Auch wenn der Verwaltungsgerichtshof unter Hinweis auf die Mitwirkungspflicht der Parteien im Verfahren nach dem AVG bei der Ermittlung des maßgebenden Sachverhaltes ausgesprochen hat, dass die belangte Behörde ohne konkrete nähere Angaben des Berufungswerbers nicht gehalten sei, das Ergebnis der fachlich kompetenten Überprüfung vor Ort in Zweifel zu ziehen, enthebt dies die belangte Behörde nicht der Verpflichtung, auf begründete Fragen und Einwände im Verfahren einzugehen. Die Behörde muss nach der hg Rechtsprechung zwar nicht auf Grund bloßer Vermutungen ohne weitere konkrete Anhaltspunkte, in welcher Hinsicht die Beurteilung im Rahmen der Vor-Ort-Kontrolle unzutreffend wäre, eine neuerliche Überprüfung durchführen (vgl , auf welches bereits die belangte Behörde verwiesen hat, oder ).
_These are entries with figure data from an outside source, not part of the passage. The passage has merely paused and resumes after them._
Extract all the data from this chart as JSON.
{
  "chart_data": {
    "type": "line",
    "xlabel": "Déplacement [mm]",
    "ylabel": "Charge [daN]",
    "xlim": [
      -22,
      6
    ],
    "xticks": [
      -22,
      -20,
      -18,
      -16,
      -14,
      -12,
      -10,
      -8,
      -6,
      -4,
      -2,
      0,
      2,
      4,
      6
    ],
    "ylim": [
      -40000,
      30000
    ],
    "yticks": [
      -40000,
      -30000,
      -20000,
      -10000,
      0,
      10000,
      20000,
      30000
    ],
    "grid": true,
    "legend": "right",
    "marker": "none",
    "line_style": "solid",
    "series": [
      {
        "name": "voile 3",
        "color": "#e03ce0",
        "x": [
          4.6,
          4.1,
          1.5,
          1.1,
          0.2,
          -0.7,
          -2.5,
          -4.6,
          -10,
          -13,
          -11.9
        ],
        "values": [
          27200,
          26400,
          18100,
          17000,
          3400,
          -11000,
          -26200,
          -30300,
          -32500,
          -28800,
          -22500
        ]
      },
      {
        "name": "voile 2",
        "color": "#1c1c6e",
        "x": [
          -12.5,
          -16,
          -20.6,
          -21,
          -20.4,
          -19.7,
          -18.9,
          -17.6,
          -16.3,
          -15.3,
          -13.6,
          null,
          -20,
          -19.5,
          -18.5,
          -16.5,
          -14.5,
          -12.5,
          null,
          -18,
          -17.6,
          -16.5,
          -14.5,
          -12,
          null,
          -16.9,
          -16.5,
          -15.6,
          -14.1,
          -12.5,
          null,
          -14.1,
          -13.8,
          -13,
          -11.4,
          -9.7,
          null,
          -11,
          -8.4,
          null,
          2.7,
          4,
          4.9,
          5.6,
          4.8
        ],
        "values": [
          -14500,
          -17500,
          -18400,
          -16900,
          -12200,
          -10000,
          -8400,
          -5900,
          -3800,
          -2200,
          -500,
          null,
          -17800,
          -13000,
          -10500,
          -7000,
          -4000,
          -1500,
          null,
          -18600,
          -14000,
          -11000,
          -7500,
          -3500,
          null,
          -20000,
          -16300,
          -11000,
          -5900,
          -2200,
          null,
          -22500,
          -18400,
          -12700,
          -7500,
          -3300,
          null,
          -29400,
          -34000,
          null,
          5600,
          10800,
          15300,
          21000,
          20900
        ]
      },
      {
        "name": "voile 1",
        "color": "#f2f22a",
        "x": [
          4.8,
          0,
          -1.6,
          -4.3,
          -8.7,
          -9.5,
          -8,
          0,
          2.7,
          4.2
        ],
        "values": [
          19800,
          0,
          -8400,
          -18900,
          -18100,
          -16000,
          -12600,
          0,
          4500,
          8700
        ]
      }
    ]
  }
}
Werden jedoch im Verfahren Fragen nach der Schlüssigkeit der Ableitungen der Behörde aufgeworfen, hat die belangte Behörde darauf im Rahmen der Begründung des Bescheides so weit einzugehen, dass eine Überprüfung der Schlussfolgerungen auf ihre Rechtmäßigkeit möglich ist. Ein Gegenvorbringen einer Partei ist auch im Lichte der genannten Rechtsprechung nicht zu erstatten, soweit der maßgebende Sachverhalt der Partei nur unvollständig zur Kenntnis gebracht bzw ohne nähere Begründung nur nicht nachvollziehbare Annahmen mitgeteilt werden.
10 Der aufgezeigte Verfahrensmangel ist auch wesentlich, da die belangte Behörde bei seiner Vermeidung zu einem anderen Bescheid hätte kommen können.
11 Der angefochtene Bescheid war daher gemäß § 42 Abs 2 Z 3 VwGG wegen Rechtswidrigkeit infolge Verletzung von Verfahrensvorschriften aufzuheben.
12 Die Kostenentscheidung gründet sich auf die §§ 47 ff VwGG aF in Verbindung mit der gemäß § 3 Z 1 VwGH-Aufwandersatzverordnung 2014, BGBl II Nr 518/2013 in der Fassung BGBl II Nr 8/2014, noch anzuwendenden VwGH-Aufwandersatzverordnung 2008, BGBl II Nr 455.